Written by Dr. Jennifer Lanter
Earlier this year I learned that I had been elected to serve as a Councilor for the Council on Undergraduate Research (CUR). The tagline for this organization is “Learning Through Research,” a statement that is very much in line with the way I view my experiences with students as they serve as undergraduate research assistants in my Language Learning Lab.
For example, the undergraduate students in my lab have typically taken an Infancy and Early Childhood class where they have read about numerous clearly-described studies showing significant results related to child development. Often, when reading about it in a textbook or even reading the primary source article, the whole process can look “easy” and problem-free. However, once they are actively involved in executing studies with two- to six-year old children they learn that the studies do not always go as planned and that being prepared for a three-year-old to launch a toy across the lab or to not want to answer your question becomes essential. In short, the process that may have seemed “easy” now looks “messy” and their realization of what research with children can be like becomes much more realistic.

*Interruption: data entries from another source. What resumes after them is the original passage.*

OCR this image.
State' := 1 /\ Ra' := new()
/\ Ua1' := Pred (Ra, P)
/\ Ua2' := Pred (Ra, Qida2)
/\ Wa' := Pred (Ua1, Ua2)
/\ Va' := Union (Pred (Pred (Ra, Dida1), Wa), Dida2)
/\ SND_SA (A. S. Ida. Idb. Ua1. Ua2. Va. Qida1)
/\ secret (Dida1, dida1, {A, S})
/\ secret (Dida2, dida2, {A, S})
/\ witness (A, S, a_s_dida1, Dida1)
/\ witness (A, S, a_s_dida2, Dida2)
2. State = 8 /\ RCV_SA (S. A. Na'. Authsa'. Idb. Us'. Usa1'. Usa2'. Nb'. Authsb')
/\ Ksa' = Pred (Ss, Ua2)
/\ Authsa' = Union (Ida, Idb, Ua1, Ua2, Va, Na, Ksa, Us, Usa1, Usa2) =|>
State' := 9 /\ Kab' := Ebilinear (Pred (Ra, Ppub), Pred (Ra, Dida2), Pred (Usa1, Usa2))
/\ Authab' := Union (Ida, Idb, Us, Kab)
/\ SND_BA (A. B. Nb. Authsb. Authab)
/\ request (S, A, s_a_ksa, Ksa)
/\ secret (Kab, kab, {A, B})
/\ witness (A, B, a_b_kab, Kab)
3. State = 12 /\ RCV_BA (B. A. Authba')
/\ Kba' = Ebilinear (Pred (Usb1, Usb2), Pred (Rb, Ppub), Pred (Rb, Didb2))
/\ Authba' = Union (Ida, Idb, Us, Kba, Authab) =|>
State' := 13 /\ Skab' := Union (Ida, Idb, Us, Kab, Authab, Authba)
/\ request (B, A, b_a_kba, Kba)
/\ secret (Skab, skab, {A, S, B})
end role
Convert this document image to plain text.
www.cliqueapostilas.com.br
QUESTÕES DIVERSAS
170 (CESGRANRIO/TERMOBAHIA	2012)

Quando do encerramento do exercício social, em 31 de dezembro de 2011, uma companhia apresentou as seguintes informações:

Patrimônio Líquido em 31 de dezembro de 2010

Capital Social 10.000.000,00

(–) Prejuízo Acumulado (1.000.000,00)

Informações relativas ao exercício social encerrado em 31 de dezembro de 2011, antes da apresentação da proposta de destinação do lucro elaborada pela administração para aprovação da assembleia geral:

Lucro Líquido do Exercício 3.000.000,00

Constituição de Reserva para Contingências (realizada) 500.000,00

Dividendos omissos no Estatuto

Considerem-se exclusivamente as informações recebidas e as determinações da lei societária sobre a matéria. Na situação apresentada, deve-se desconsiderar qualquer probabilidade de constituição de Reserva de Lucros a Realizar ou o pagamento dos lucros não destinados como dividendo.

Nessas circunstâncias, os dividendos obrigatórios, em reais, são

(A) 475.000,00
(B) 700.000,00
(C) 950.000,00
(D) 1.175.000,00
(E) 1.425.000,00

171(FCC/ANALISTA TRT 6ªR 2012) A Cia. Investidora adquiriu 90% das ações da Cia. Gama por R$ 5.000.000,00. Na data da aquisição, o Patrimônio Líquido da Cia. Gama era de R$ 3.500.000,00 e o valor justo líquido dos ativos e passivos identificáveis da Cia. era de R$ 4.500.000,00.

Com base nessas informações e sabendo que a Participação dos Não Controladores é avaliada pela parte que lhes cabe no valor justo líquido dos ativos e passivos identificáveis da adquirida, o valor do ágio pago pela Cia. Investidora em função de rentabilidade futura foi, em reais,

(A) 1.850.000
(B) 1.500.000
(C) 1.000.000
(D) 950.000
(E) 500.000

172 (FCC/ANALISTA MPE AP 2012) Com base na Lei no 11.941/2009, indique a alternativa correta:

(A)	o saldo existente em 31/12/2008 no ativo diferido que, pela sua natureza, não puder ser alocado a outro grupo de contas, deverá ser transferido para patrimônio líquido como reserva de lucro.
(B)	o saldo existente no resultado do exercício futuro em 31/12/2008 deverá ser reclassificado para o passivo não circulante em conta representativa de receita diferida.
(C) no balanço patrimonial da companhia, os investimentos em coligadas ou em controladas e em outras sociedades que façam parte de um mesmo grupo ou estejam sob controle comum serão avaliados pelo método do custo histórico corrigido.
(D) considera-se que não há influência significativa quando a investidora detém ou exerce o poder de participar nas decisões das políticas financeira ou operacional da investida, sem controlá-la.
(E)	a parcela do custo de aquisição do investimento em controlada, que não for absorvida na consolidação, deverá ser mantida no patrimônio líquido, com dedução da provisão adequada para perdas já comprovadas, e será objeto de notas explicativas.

In addition, now students aren’t just reading about inter-rater reliability but are, themselves, seeing how their coding of a testing session lines up with how another research assistant codes a session. They are not just summarizing the methodology of a student but are, instead, attending to such precision in a student’s design so that they execute the method exactly the same way as two or three other research assistants. They are now no longer learning through reading about research studies but are instead “learning through research.”
I think I get especially excited about my undergraduate researchers around this time of year because this is typically the point in the semester where they have the opportunity to present their work to the local and state-wide community. My research assistants and I have been very busy lately preparing for the local Academic Excellence Symposium, the Posters in the Rotunda event in Madison, and the UW System Symposium for Undergraduate Research & Creative Activity.
These three events take place in mid- to late-April and will allow my students the opportunity to showcase their experiences with undergraduate research and their understanding of the related literature, methodology used, results, and implications of our study on the impact the meaning of the plural form has on children’s ability to produce the plural form. My research assistants have learned through this research assistant experience that our findings could ultimately help a child who has difficulty with the plural forms of words as we seek to find the ideal conditions to foster plural production.
As you can likely tell, I am passionate about these undergraduate research experiences. After all, had it not been for the undergraduate research experience I had at the University of Illinois in the Language Acquisition Lab I doubt I would be directing my own Language Learning Lab today and “learning through research.”